Advocacy group takes aim at ‘rogue’ LGBT sex ed indoctrination in schools

A educational nonprofit in Michigan is supplying school opt-out forms for parents to remove their kids from ideological sexual education instruction and related activities.

The Great Schools…

A educational nonprofit in Michigan is supplying school opt-out forms for parents to remove their kids from ideological sexual education instruction and related activities.

The Great Schools Initiative (GSI) has created a downloadable form for use under Michigan’s sex education opt-out provision that the group said reflects the “strong laws regarding schools and sex education” in the state.

“According to Michigan Law, the school must comply with the parent’s Opt-Out demand,” said GSI on its website. “If a violation occurs, the state law has a defined grievance process, that can include legal action.”

The form is intended, in part, to prevent what the group calls “rogue sex ed,” which is the growing practice introducing LGBT ideology to kids outside of official sex education, such as recruiting children to join school pride clubs without parents’ knowledge.

Critics of the opt-out form complain it’s simply a legal strategy aimed at overwhelming Michigan schools with litigation. But supporters say it targets a real problem. 

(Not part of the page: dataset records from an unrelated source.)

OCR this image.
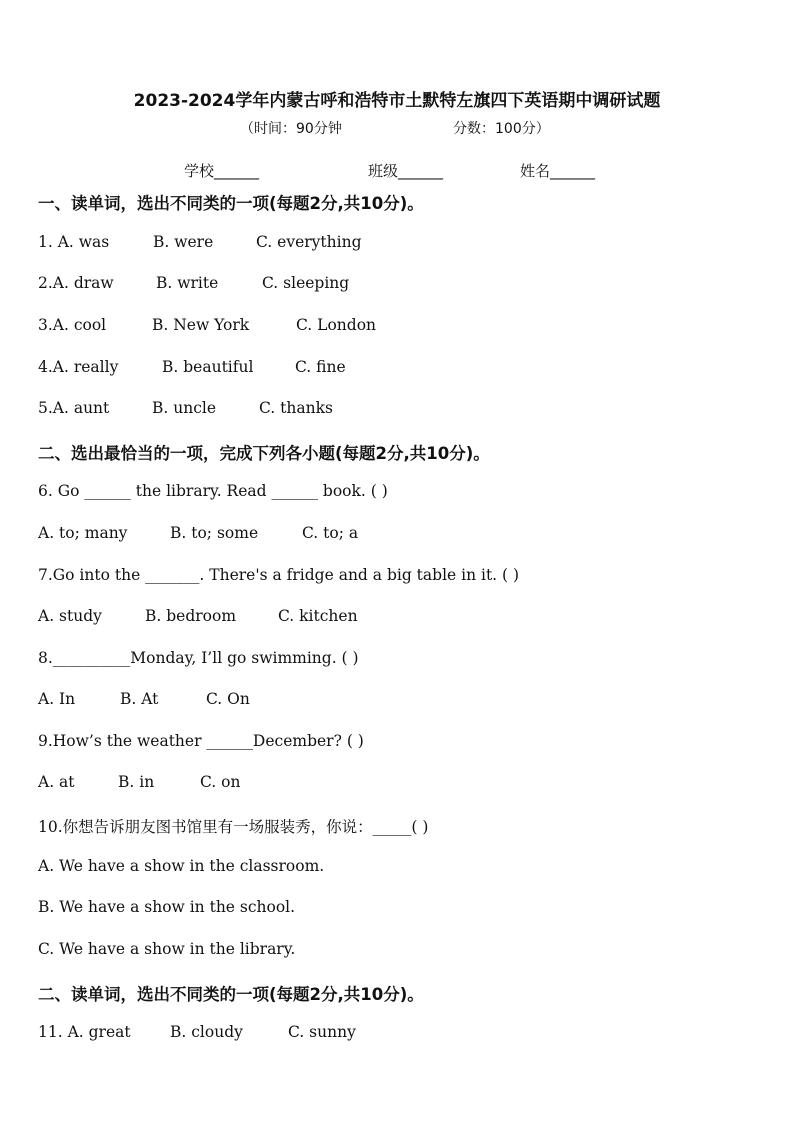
2023-2024学年内蒙古呼和浩特市土默特左旗四下英语期中调研试题
（时间：90分钟	分数：100分）
学校______	班级______	姓名______
一、读单词，选出不同类的一项(每题2分,共10分)。
1. A. was	B. were	C. everything
2.A. draw	B. write	C. sleeping
3.A. cool	B. New York	C. London
4.A. really	B. beautiful	C. fine
5.A. aunt	B. uncle	C. thanks
二、选出最恰当的一项，完成下列各小题(每题2分,共10分)。
6. Go ______ the library. Read ______ book. ( )
A. to; many	B. to; some	C. to; a
7.Go into the _______. There's a fridge and a big table in it. ( )
A. study	B. bedroom	C. kitchen
8.__________Monday, I’ll go swimming. ( )
A. In	B. At	C. On
9.How’s the weather ______December? ( )
A. at	B. in	C. on
10.你想告诉朋友图书馆里有一场服装秀，你说：_____( )
A. We have a show in the classroom.
B. We have a show in the school.
C. We have a show in the library.
二、读单词，选出不同类的一项(每题2分,共10分)。
11. A. great	B. cloudy	C. sunny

GSI’s website includes a video of a school counselor caught advising teachers how to hide such clubs from parents by using a generalized name that doesn’t include the word “gay.”

But the form also opts out students from a wide variety of similar indoctrination activities that are now in public schools.

“This opt out includes, but is not limited to: gender identity, gender expression, gender assignment, sexual identities, sexual expression, sexual attraction, sexual orientation, gender fluidity, transitioning, and explicit sexual activity or behavior,” reads the form.

It also opts students out of the use of gender-neutral bathrooms and locker rooms, polls and surveys used to indoctrinate kids on sexual identity and questions prying into the family lives of students.

But in guidance issued earlier this month, Michigan’s Department of Education (DOE) appeared to take aim at the forms, instructing local schools that they are likely not required by law to accept them:

Sometimes a parent or legal guardian requests to excuse their child from district programs, practices, and resources outside of the instructional program (e.g., those that pertain to facilities, communications, library holdings, surveys, after-school programs, and student-led non-curricular clubs). These programs, practices, and resources are also not part of formal instruction detailed in [Michigan opt-out laws] and would not be subject to the sex education excusal provisions specified in statute.

In these cases, The DOE says it’s up to the local schools and districts how to respond.

“How districts handle these parent requests would also be determined locally, within the context of those statutes,” the DOE memo reads. “For district-specific situations, you may wish to confer with district legal counsel.”

The forms were created for GSI in partnership with the Thomas More Society, a national nonprofit public interest law firm in Chicago.